Just as I was heaving a sigh of relief and settling in to a quiet, uneventful journey, a rough voice yelled from the front of the bus; “Hey, seat number 11, everyone on that seat vacate it please. This nice gentleman needs your seat”.
I looked up to see the gentleman; he was ‘white’ and rubbing his grimy hands together with satisfaction. At the sight, I recoiled. If there was one thing I could not abide, it wasn’t Black people, it wasn’t dirty people, it was people who looked like they might fart while sitting on me, and this man had the shifty look of one of such persons.
Then just as I had once more resigned myself to my fate, I noticed that the lady sitting on me, relaxed even more, refusing to budge. I had heard of stories like that, but I thought it was a myth. I tried to poke her a little to urge her to stand up, but that just seemed to make her more comfortable because she sort of wriggled deeper into my worn leather before announcing in a no-nonsense voice, “I am comfortable right here Driver, thank you”.
The driver, or what little of him I could see from my vantage point, turned so red I was afraid he was going to have a small stroke. Then with veins jutting out from his neck, he announced frigidly, in the coldest voice possible, “Maám, perhaps you did not understand me?” He managed to make ‘ma’am’ sound like an insult.
The woman glared right back and her own voice this time, far surpassed his in frigidity, “I understood you very well my good man. But unless I mistake the matter, you want me to stand up so that my fellow human being may sit, for the mere reason that you believe that the colour of my skin makes me somehow inferior and therefore, unworthy to sit even though I came on this bus before him.”

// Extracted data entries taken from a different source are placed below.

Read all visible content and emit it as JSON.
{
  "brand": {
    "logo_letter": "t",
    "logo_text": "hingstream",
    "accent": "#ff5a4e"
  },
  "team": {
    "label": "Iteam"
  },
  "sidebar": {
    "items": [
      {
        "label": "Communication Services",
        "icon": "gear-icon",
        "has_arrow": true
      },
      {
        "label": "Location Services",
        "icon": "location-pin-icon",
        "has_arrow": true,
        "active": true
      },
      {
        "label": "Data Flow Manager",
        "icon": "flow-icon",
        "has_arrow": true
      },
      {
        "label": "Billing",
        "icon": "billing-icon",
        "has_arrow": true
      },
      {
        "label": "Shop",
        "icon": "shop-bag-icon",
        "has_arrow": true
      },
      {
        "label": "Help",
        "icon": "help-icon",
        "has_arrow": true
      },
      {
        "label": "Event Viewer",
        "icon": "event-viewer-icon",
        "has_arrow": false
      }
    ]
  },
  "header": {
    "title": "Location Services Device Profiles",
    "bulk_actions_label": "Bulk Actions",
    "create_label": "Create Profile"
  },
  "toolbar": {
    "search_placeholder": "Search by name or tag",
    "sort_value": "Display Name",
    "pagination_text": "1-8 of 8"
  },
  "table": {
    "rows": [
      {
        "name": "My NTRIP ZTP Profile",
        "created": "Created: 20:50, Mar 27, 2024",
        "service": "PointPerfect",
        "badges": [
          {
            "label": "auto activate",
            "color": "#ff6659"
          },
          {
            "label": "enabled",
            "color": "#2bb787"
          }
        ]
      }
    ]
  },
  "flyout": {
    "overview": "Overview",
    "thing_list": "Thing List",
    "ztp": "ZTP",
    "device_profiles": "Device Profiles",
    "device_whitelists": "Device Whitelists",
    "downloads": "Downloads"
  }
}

The entire bus erupted in a cacophony of excited noise as people began to understand what was happening. The woman rotated her hips in a kind of weird dance that pushed her further still into my cushions and announced, “I will not give up my seat for this man! If he were ill or old or feeble, that would be a different thing, but he is healthy as a horse and only wants to take my seat because he thinks I don’t deserve to sit while he stands even though I got here first!”
These last words created even more commotion as even the other seats and passengers excitedly talked over each other. In about 15 minutes, when it was obvious that she wouldn’t give up her seat, she was arrested and taken away on charges of ‘violating the laws of segregation’ whatever that was.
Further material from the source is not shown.